The many flavors of wish-based patient recruitment.
[Hopefully-obvious disclosure: I work in the field of clinical trial enrollment.]
When I'm discussing and recommending patient recruitment strategies with prospective clients, there is only one serious competitor I'm working against. I do not tailor my presentations in reaction to what other Patient Recruitment Organizations are saying, because they're not usually the thing that causes me the most problems. In almost all cases, when we lose out on a new study opportunity, we have lost to one opponent:
|Need patients? Just add water!|
Magical thinking comes in many forms, but in clinical trial enrollment it traditionally has two dominant flavors:
- We won’t have any problems with enrollment because we have made it a priority within our organization.
(This translates to: "we want it to happen, therefore it has to happen, therefore it will happen", but it doesn't sound quite as convincing that way, does it?)
- We have selected sites that already have access to a large number of the patients we need.
(I hear this pretty much 100% of the time. Even from people who understand that every trial is different and that past site performance is simply not a great predictor of future performance.)
A new form of magical thinking burst onto the scene a few years ago: the belief that the Internet will enable us to target and engage exactly the right patients. Specifically, some teams (aided by the, shall we say, less-than-completely-totally-true claims of "expert" vendors) began to believe that the web’s great capacity to narrowly target specific people – through Google search advertising, online patient communities, and general social media activities – would prove more than enough to deliver large numbers of trial participants. And deliver them fast and cheap to boot. Sadly evidence has already started to emerge about the Internet’s failure to be a panacea for slow enrollment. As I and others have pointed out, online recruitment can certainly be cost effective, but cannot be relied on to generate a sizable response. As a sole source, it tends to underdeliver even for small trials.
I think we are now seeing the emergence of the newest flavor of magical thinking: Big Data. Take this quote from recent coverage of the JP Morgan Healthcare Conference:
For instance, Phase II, that ever-vexing rubber-road matchmaker for promising compounds that just might be worthless. Identifying the right patients for the right drug can make or break a Phase II trial, [John] Reynders said, and Big Data can come in handy as investigators distill mountains of imaging results, disease progression readings and genotypic traits to find their target participants.
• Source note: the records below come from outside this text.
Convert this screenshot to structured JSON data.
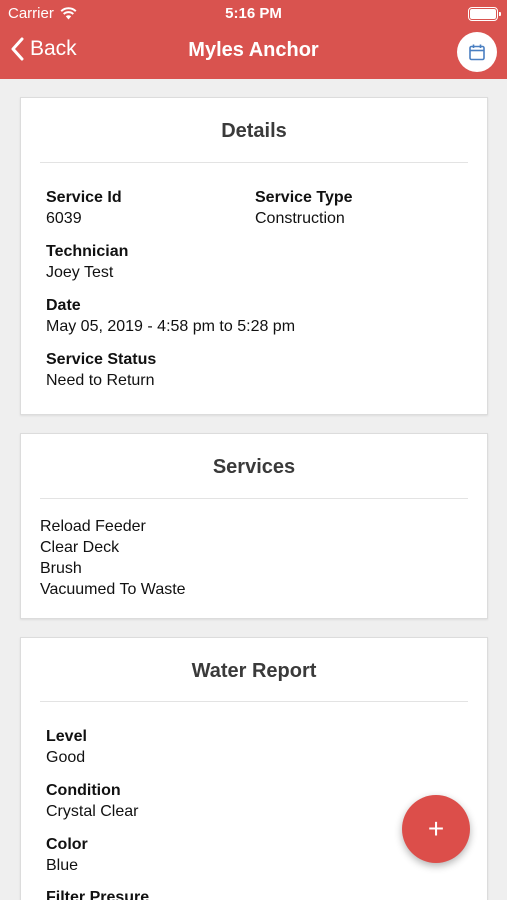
{
  "status_bar": {
    "carrier": "Carrier",
    "time": "5:16 PM"
  },
  "header": {
    "back_label": "Back",
    "title": "Myles Anchor",
    "accent": "#d9534f"
  },
  "details": {
    "title": "Details",
    "service_id_label": "Service Id",
    "service_id": "6039",
    "service_type_label": "Service Type",
    "service_type": "Construction",
    "technician_label": "Technician",
    "technician": "Joey Test",
    "date_label": "Date",
    "date": "May 05, 2019 - 4:58 pm to 5:28 pm",
    "status_label": "Service Status",
    "status": "Need to Return"
  },
  "services": {
    "title": "Services",
    "items": [
      "Reload Feeder",
      "Clear Deck",
      "Brush",
      "Vacuumed To Waste"
    ]
  },
  "water_report": {
    "title": "Water Report",
    "level_label": "Level",
    "level": "Good",
    "condition_label": "Condition",
    "condition": "Crystal Clear",
    "color_label": "Color",
    "color": "Blue",
    "filter_label": "Filter Presure"
  },
  "fab": {
    "label": "+"
  }
}
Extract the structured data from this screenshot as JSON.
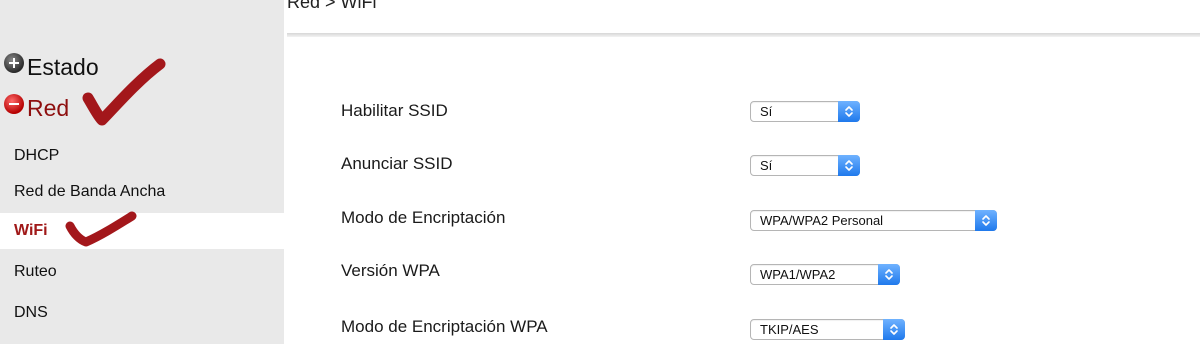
{
  "breadcrumb": "Red > WiFi",
  "sidebar": {
    "groups": [
      {
        "label": "Estado",
        "icon": "expand-plus-icon"
      },
      {
        "label": "Red",
        "icon": "collapse-minus-icon"
      }
    ],
    "items": [
      {
        "label": "DHCP"
      },
      {
        "label": "Red de Banda Ancha"
      },
      {
        "label": "WiFi",
        "active": true
      },
      {
        "label": "Ruteo"
      },
      {
        "label": "DNS"
      }
    ]
  },
  "form": {
    "fields": [
      {
        "label": "Habilitar SSID",
        "value": "Sí"
      },
      {
        "label": "Anunciar SSID",
        "value": "Sí"
      },
      {
        "label": "Modo de Encriptación",
        "value": "WPA/WPA2 Personal"
      },
      {
        "label": "Versión WPA",
        "value": "WPA1/WPA2"
      },
      {
        "label": "Modo de Encriptación WPA",
        "value": "TKIP/AES"
      }
    ]
  },
  "colors": {
    "sidebar_bg": "#e9e9e9",
    "active_text": "#a01818",
    "annotation_check": "#a3171b",
    "select_accent": "#1f79ec"
  }
}
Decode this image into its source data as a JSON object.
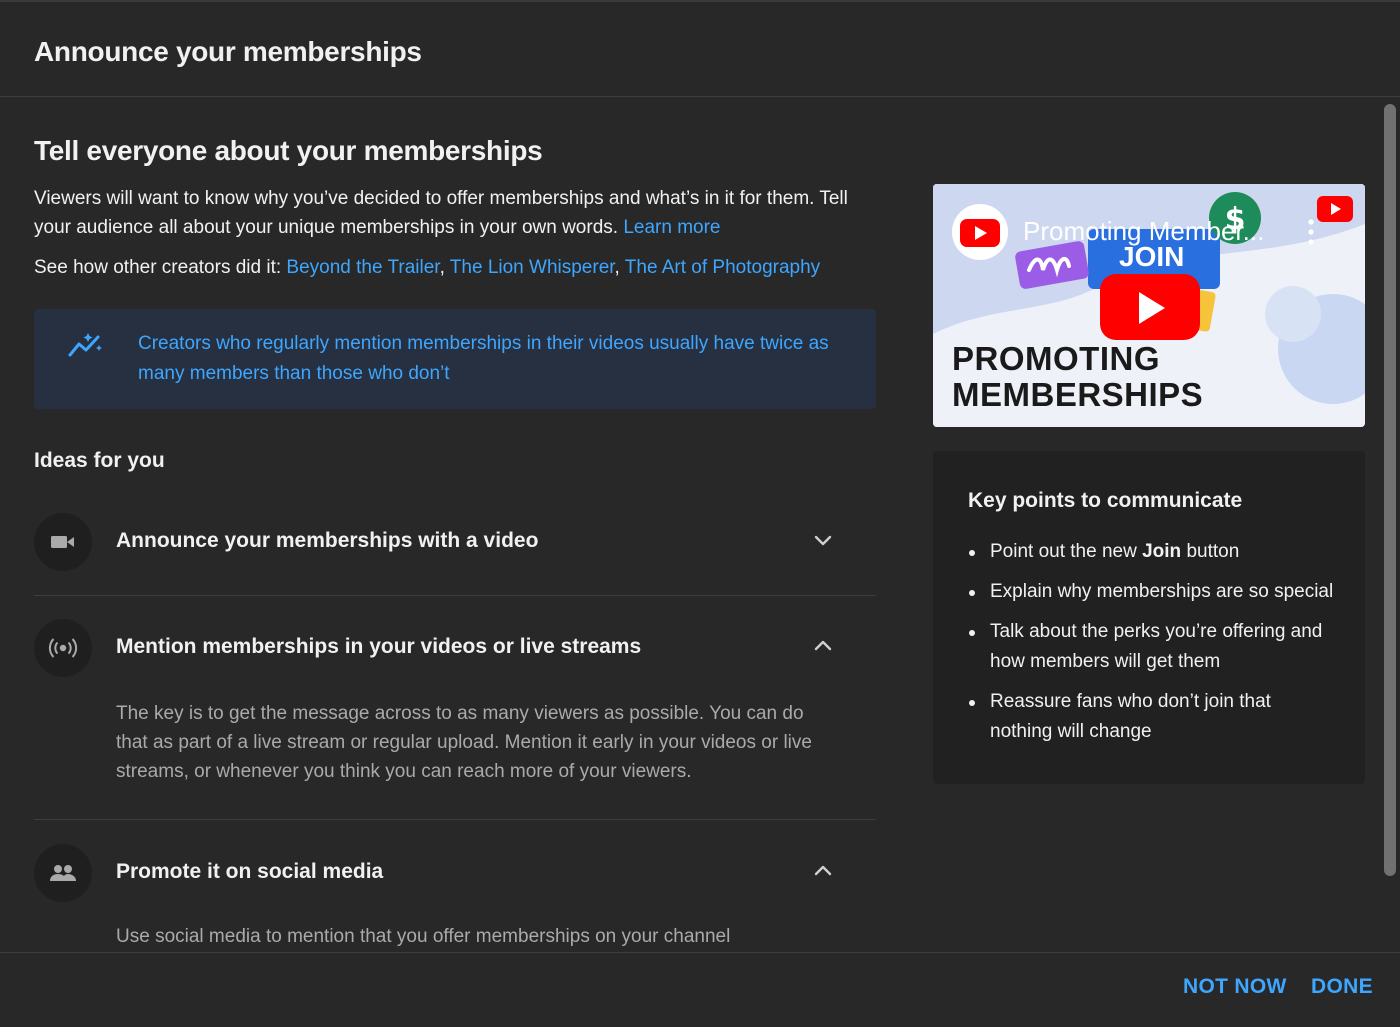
{
  "dialog": {
    "title": "Announce your memberships"
  },
  "main": {
    "title": "Tell everyone about your memberships",
    "intro": "Viewers will want to know why you’ve decided to offer memberships and what’s in it for them. Tell your audience all about your unique memberships in your own words.",
    "learn_more": "Learn more",
    "see_prefix": "See how other creators did it:",
    "examples": [
      "Beyond the Trailer",
      "The Lion Whisperer",
      "The Art of Photography"
    ],
    "separator": ",",
    "tip": "Creators who regularly mention memberships in their videos usually have twice as many members than those who don’t",
    "ideas_heading": "Ideas for you",
    "ideas": [
      {
        "title": "Announce your memberships with a video",
        "icon": "videocam-icon",
        "expanded": false,
        "body": ""
      },
      {
        "title": "Mention memberships in your videos or live streams",
        "icon": "live-broadcast-icon",
        "expanded": true,
        "body": "The key is to get the message across to as many viewers as possible. You can do that as part of a live stream or regular upload. Mention it early in your videos or live streams, or whenever you think you can reach more of your viewers."
      },
      {
        "title": "Promote it on social media",
        "icon": "people-icon",
        "expanded": true,
        "body": "Use social media to mention that you offer memberships on your channel"
      }
    ]
  },
  "side": {
    "video": {
      "title": "Promoting Member...",
      "join_label": "JOIN",
      "big_text_line1": "PROMOTING",
      "big_text_line2": "MEMBERSHIPS"
    },
    "key_points_title": "Key points to communicate",
    "key_points": [
      {
        "before": "Point out the new ",
        "bold": "Join",
        "after": " button"
      },
      {
        "before": "Explain why memberships are so special",
        "bold": "",
        "after": ""
      },
      {
        "before": "Talk about the perks you’re offering and how members will get them",
        "bold": "",
        "after": ""
      },
      {
        "before": "Reassure fans who don’t join that nothing will change",
        "bold": "",
        "after": ""
      }
    ]
  },
  "footer": {
    "not_now": "NOT NOW",
    "done": "DONE"
  },
  "colors": {
    "accent": "#3ea6ff",
    "background": "#282828",
    "tip_bg": "#263040",
    "youtube_red": "#ff0000"
  }
}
The prospect of widespread genetic mapping coupled with the power of Big Data could fundamentally change how biotech does R&D, [Alexis] Borisy said. "Imagine having 1 million cancer patients profiled with data sets available and accessible," he said. "Think how that very large data set might work--imagine its impact on what development looks like. You just look at the database and immediately enroll a trial of ideal patients."Did you follow the logic of that last sentence? You immediately enroll ideal patients ... and all you had to do was look at a database! Problem solved!
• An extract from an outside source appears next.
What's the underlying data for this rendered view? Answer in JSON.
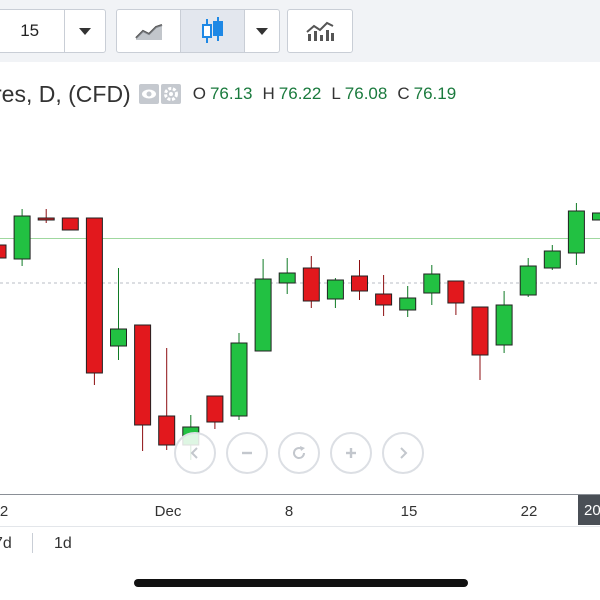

Before you go rushing off to get your company some Big Data, please consider the fact that the overwhelming majority of Phase 2 trials do not have a neat, predefined set of genotypic traits they’re looking to enroll. In fact, narrowly-tailored phase 2 trials (such as recent registration trials of Xalkori and Zelboraf) actually enroll very quickly already, without the need for big databases. The reality for most drugs is exactly the opposite: they enter phase 2 actively looking for signals that will help identify subgroups that benefit from the treatment.
Also, it’s worth pointing out that having a million data points in a database does not mean that you have a million qualified, interested, and nearby patients just waiting to be enrolled in your trial. As recent work in medical record queries bears out, the yield from these databases promises to be low, and there are enormous logistic, regulatory, and personal challenges in identifying, engaging, and consenting the actual human beings represented by the data.
More, even fresher flavors of magical thinking are sure to emerge over time. Our urge to hope that our problems will just be washed away in a wave of cool new technology is just too powerful to resist.
However, when the trial is important, and the costs of delay are high, clinical teams need to set the wishful thinking aside and ask for a thoughtful plan based on hard evidence. Fortunately, that requires no magic bean purchase.